NYS Franchise Tax S Corp: Everything You Need to Know
Understanding NYS franchise tax S-corp is important including understanding the tax state laws if you are a member of an S-corp.3 min read
2. How Does ENI Tax Rate Vary?
3. Why Do Corporations Want to Become an S-Corp?
4. How Do Nonresident Shareholders Pay Taxes?
5. What Happens When an Entity Doesn't Form as an S-Corp?
Understanding NYS franchise tax S-corp is important if you are a member of an S-corp. To ensure your business is paying the proper amount due in taxes, it is important to understand the tax state laws in the state in which your business was formed. These taxes, typically referred to as corporate income taxes, will vary from state to state. In New York, the rules can be somewhat complex.
In New York, corporate income tax is referred to as a corporation franchise tax when referring to New York C-corporations and S-corporations. When referencing limited liability companies, general and limited liability partnerships, the tax is referred to as a filing fee.
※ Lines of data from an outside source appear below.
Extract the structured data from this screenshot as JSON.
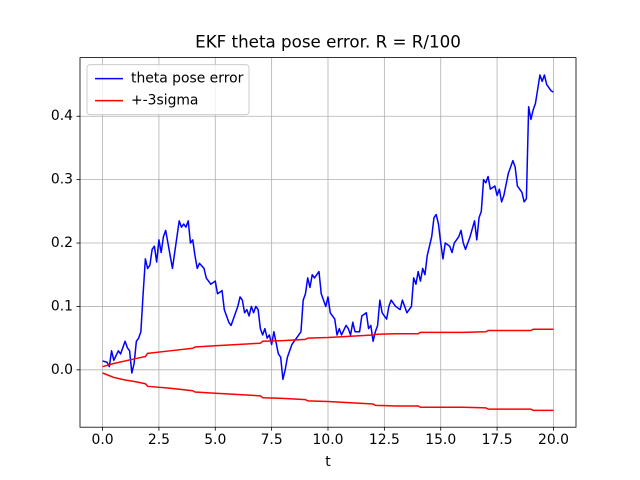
{
  "chart_data": {
    "type": "line",
    "title": "EKF theta pose error. R = R/100",
    "xlabel": "t",
    "xlim": [
      -1,
      21
    ],
    "ylim": [
      -0.0905,
      0.4925
    ],
    "xticks": [
      {
        "value": 0,
        "label": "0.0"
      },
      2.5,
      {
        "value": 5,
        "label": "5.0"
      },
      7.5,
      {
        "value": 10,
        "label": "10.0"
      },
      12.5,
      {
        "value": 15,
        "label": "15.0"
      },
      17.5,
      {
        "value": 20,
        "label": "20.0"
      }
    ],
    "yticks": [
      {
        "value": 0,
        "label": "0.0"
      },
      0.1,
      0.2,
      0.3,
      0.4
    ],
    "grid": true,
    "legend": "upper left",
    "series": [
      {
        "name": "theta pose error",
        "color": "#0000ff",
        "x": [
          0,
          0.2,
          0.3,
          0.4,
          0.5,
          0.7,
          0.8,
          1.0,
          1.1,
          1.2,
          1.3,
          1.4,
          1.5,
          1.6,
          1.7,
          1.8,
          1.9,
          2.0,
          2.1,
          2.2,
          2.3,
          2.4,
          2.5,
          2.6,
          2.7,
          2.8,
          2.9,
          3.1,
          3.3,
          3.4,
          3.5,
          3.6,
          3.7,
          3.8,
          3.9,
          4.0,
          4.1,
          4.2,
          4.3,
          4.5,
          4.6,
          4.8,
          5.0,
          5.1,
          5.3,
          5.4,
          5.6,
          5.7,
          5.9,
          6.0,
          6.1,
          6.2,
          6.3,
          6.4,
          6.5,
          6.6,
          6.7,
          6.8,
          6.9,
          7.0,
          7.1,
          7.2,
          7.3,
          7.4,
          7.5,
          7.6,
          7.8,
          7.9,
          8.0,
          8.1,
          8.2,
          8.3,
          8.4,
          8.6,
          8.8,
          8.9,
          9.0,
          9.1,
          9.2,
          9.3,
          9.4,
          9.6,
          9.7,
          9.8,
          9.9,
          10.0,
          10.1,
          10.3,
          10.4,
          10.5,
          10.6,
          10.8,
          10.9,
          11.0,
          11.1,
          11.2,
          11.4,
          11.5,
          11.7,
          11.8,
          11.9,
          12.0,
          12.1,
          12.2,
          12.3,
          12.4,
          12.6,
          12.7,
          12.8,
          13.0,
          13.2,
          13.3,
          13.5,
          13.7,
          13.8,
          13.9,
          14.0,
          14.1,
          14.2,
          14.3,
          14.4,
          14.6,
          14.7,
          14.8,
          14.9,
          15.0,
          15.1,
          15.2,
          15.4,
          15.5,
          15.6,
          15.8,
          15.9,
          16.0,
          16.1,
          16.3,
          16.5,
          16.6,
          16.7,
          16.8,
          16.9,
          17.0,
          17.1,
          17.2,
          17.4,
          17.5,
          17.6,
          17.7,
          17.8,
          18.0,
          18.2,
          18.3,
          18.4,
          18.6,
          18.7,
          18.8,
          18.9,
          19.0,
          19.1,
          19.2,
          19.4,
          19.5,
          19.6,
          19.7,
          19.9,
          20.0
        ],
        "values": [
          0.014,
          0.012,
          0.005,
          0.03,
          0.015,
          0.03,
          0.025,
          0.045,
          0.035,
          0.03,
          -0.005,
          0.01,
          0.045,
          0.05,
          0.06,
          0.12,
          0.175,
          0.16,
          0.165,
          0.19,
          0.195,
          0.17,
          0.205,
          0.185,
          0.21,
          0.22,
          0.2,
          0.16,
          0.21,
          0.235,
          0.225,
          0.23,
          0.225,
          0.235,
          0.2,
          0.205,
          0.18,
          0.16,
          0.168,
          0.16,
          0.145,
          0.135,
          0.14,
          0.12,
          0.125,
          0.095,
          0.075,
          0.07,
          0.09,
          0.1,
          0.115,
          0.11,
          0.09,
          0.095,
          0.085,
          0.1,
          0.09,
          0.1,
          0.095,
          0.065,
          0.055,
          0.065,
          0.05,
          0.055,
          0.04,
          0.06,
          0.025,
          0.02,
          -0.015,
          0.0,
          0.02,
          0.03,
          0.04,
          0.05,
          0.06,
          0.11,
          0.12,
          0.145,
          0.13,
          0.15,
          0.145,
          0.155,
          0.12,
          0.11,
          0.1,
          0.115,
          0.09,
          0.08,
          0.055,
          0.065,
          0.055,
          0.07,
          0.065,
          0.055,
          0.075,
          0.06,
          0.06,
          0.085,
          0.09,
          0.065,
          0.07,
          0.045,
          0.06,
          0.07,
          0.11,
          0.09,
          0.08,
          0.1,
          0.11,
          0.1,
          0.095,
          0.11,
          0.09,
          0.1,
          0.145,
          0.135,
          0.155,
          0.14,
          0.16,
          0.15,
          0.18,
          0.21,
          0.24,
          0.245,
          0.23,
          0.2,
          0.175,
          0.2,
          0.195,
          0.185,
          0.2,
          0.21,
          0.22,
          0.2,
          0.19,
          0.21,
          0.235,
          0.205,
          0.24,
          0.25,
          0.3,
          0.295,
          0.305,
          0.285,
          0.29,
          0.275,
          0.285,
          0.265,
          0.275,
          0.31,
          0.33,
          0.32,
          0.29,
          0.28,
          0.265,
          0.27,
          0.415,
          0.395,
          0.41,
          0.42,
          0.465,
          0.455,
          0.465,
          0.45,
          0.44,
          0.438
        ]
      },
      {
        "name": "+-3sigma",
        "color": "#ff0000",
        "x": [
          0,
          0.5,
          1,
          1.5,
          1.9,
          2.0,
          3,
          4,
          4.1,
          5,
          6,
          7,
          7.1,
          8,
          9,
          9.1,
          10,
          11,
          12,
          12.1,
          13,
          14,
          14.1,
          15,
          16,
          17,
          17.1,
          18,
          19,
          19.1,
          20
        ],
        "values": [
          0.005,
          0.01,
          0.014,
          0.018,
          0.021,
          0.026,
          0.03,
          0.034,
          0.036,
          0.038,
          0.04,
          0.042,
          0.045,
          0.046,
          0.048,
          0.05,
          0.051,
          0.053,
          0.055,
          0.056,
          0.057,
          0.057,
          0.059,
          0.059,
          0.059,
          0.06,
          0.062,
          0.062,
          0.062,
          0.064,
          0.064
        ]
      },
      {
        "color": "#ff0000",
        "x": [
          0,
          0.5,
          1,
          1.5,
          1.9,
          2.0,
          3,
          4,
          4.1,
          5,
          6,
          7,
          7.1,
          8,
          9,
          9.1,
          10,
          11,
          12,
          12.1,
          13,
          14,
          14.1,
          15,
          16,
          17,
          17.1,
          18,
          19,
          19.1,
          20
        ],
        "values": [
          -0.005,
          -0.012,
          -0.016,
          -0.019,
          -0.022,
          -0.026,
          -0.029,
          -0.033,
          -0.035,
          -0.037,
          -0.039,
          -0.041,
          -0.044,
          -0.045,
          -0.047,
          -0.049,
          -0.05,
          -0.052,
          -0.054,
          -0.056,
          -0.057,
          -0.057,
          -0.059,
          -0.059,
          -0.059,
          -0.06,
          -0.062,
          -0.062,
          -0.062,
          -0.064,
          -0.064
        ]
      }
    ]
  }
}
When operating as a C-corporation in the state of New York, a corporation's franchise tax is the higher of the Maximum Taxable Income, MTI, the Fixed Dollar Minimum, FDM, the Business and Investment Capital, or the corporation's Entire Net Income, ENI.
What Is FDM Tax Based On?
For S-corporations, the FDM tax is based on the corporation's New York State receipts and is as follows:
- $25 – Receipts not exceeding $100,000
- $50 – Receipts exceeding $100,000 but not more than $250,000
- $175 – Receipts exceeding $250,000 but not more than $500,000
- $300 – Receipts exceeding $500,000 but not more than $1,000,000
- $1,000 – Receipts exceeding $1,000,000 but not more than $5,000,000
- $3,000 - Receipts exceeding $5,000,000 but not more than $25,000,000
- $4,500 - Receipts exceeding $25,000,000
How Does ENI Tax Rate Vary?
The corporation's ENI tax rate will depend on the amount of the corporation's federal taxable income. Generally, corporations operating in New York incur a tax rate of 6.5 percent if their federal taxable income is $290,000 or less. This is with the exception of a few New York manufactures that have qualified for a flat 6.5 percent rate regardless. For corporations exceeding the $290,000 limit, the tax rate is 7.1 cents on each dollar up to $390,000, then the rate is 4.35 percent for each dollar in excess of $390,000.
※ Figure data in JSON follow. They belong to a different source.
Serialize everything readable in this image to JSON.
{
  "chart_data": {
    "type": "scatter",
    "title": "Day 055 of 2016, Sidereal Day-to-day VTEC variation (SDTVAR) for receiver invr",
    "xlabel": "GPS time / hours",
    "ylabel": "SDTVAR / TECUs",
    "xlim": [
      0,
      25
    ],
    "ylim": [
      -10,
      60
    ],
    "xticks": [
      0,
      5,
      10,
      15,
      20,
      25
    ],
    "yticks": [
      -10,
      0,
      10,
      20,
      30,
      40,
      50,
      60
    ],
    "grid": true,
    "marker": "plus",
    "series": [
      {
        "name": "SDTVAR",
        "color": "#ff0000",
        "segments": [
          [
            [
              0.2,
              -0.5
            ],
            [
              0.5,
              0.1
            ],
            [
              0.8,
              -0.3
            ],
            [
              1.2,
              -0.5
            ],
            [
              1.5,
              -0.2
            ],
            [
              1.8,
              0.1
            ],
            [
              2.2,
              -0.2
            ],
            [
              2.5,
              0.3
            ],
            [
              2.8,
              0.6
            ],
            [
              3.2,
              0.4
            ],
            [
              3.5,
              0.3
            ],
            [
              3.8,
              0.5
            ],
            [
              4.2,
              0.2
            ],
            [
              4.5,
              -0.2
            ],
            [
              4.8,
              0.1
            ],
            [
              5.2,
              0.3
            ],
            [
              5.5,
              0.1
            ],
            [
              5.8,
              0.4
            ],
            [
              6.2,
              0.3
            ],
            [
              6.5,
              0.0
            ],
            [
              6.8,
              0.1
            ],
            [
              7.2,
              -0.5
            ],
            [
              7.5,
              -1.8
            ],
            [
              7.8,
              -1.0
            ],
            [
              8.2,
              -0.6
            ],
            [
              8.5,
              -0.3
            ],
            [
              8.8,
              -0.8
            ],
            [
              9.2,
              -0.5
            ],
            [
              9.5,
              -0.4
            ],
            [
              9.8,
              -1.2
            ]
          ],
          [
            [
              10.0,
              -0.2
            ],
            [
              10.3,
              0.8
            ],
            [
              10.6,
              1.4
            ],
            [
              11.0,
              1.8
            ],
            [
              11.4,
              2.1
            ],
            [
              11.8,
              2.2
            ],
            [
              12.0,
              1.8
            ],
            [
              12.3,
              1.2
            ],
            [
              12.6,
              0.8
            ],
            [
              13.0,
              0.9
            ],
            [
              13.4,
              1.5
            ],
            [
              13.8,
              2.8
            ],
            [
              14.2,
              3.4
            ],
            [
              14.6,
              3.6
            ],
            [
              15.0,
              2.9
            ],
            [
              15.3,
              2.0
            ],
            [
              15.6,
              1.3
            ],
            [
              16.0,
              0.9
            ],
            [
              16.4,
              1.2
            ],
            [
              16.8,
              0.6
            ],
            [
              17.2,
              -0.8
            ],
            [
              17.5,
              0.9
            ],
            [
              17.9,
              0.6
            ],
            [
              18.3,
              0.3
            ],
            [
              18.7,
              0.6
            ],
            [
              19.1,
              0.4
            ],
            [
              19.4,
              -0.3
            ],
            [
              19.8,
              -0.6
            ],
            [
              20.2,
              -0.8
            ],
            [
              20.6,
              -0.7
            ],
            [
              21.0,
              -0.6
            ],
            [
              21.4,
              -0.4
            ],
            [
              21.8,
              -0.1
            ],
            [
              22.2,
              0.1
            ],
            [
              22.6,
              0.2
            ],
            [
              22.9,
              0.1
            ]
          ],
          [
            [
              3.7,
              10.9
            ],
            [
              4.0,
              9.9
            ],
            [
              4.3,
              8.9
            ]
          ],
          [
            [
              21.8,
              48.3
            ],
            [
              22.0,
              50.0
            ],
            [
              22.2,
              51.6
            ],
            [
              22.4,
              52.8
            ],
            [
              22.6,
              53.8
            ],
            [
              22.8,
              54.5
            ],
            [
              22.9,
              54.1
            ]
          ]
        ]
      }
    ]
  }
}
Why Do Corporations Want to Become an S-Corp?
Usually, when a traditional corporation forms and then later requests the state to recognize their corporation as an S-corporation, they are simply requesting S status with the IRS. This allows the corporation to be exempt from paying a separate federal income tax. S status enables the corporation's taxable income to pass through to its shareholders, and then shareholders are subject to taxation on their shares of the corporation's income.
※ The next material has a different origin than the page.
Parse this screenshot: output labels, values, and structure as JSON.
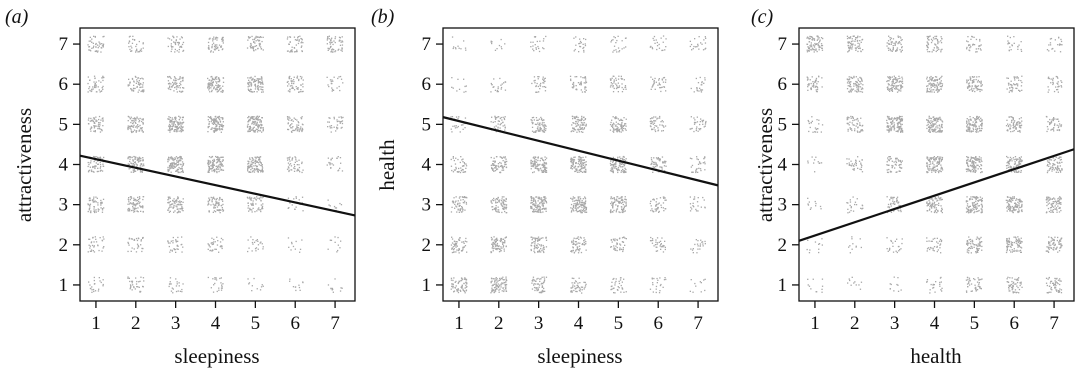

How Do Nonresident Shareholders Pay Taxes?
If you are a nonresident shareholder or a part-year resident shareholder, you will only pay tax on the S corporation's items that are derived from New York sources. This determination will be made at the corporate level. There is a special form to be filed with the IRS to elect S status; however, New York does not recognize the federal S election unless a New York election form is filed as well.
What Happens When an Entity Doesn't Form as an S-Corp?
Failing to file the New York election form for S status with the state will mean the corporation will be taxed as though it is a traditional corporation. This means that tax credits are applied to the corporation's tax liability and the tax does not pass through to shareholders, thus residents must pay tax on the actual distributions of cash or property, rather than on their pro rata share of the pass-through items.
Non-resident shareholders do not pay on the actual distributions of cash or property, nor are they required to pay tax on their pro rata share of the S-corporations pass-through items.
If an S-corporation is not able to meet the filing deadline, they may request a six-month extension to file the franchise tax return. The extension request is made by filing, Request for Six-Month Extension to File New York S Corporation Franchise Tax Return, Form CT-5.4. You must pay the estimated franchise tax on or before the due date of the return.
When a partnership is conducting its business, employs some type of capital, owns or leases its property, or maintains an office within the state, this means it and any of its partners will be liable for NYS franchise S-corp tax.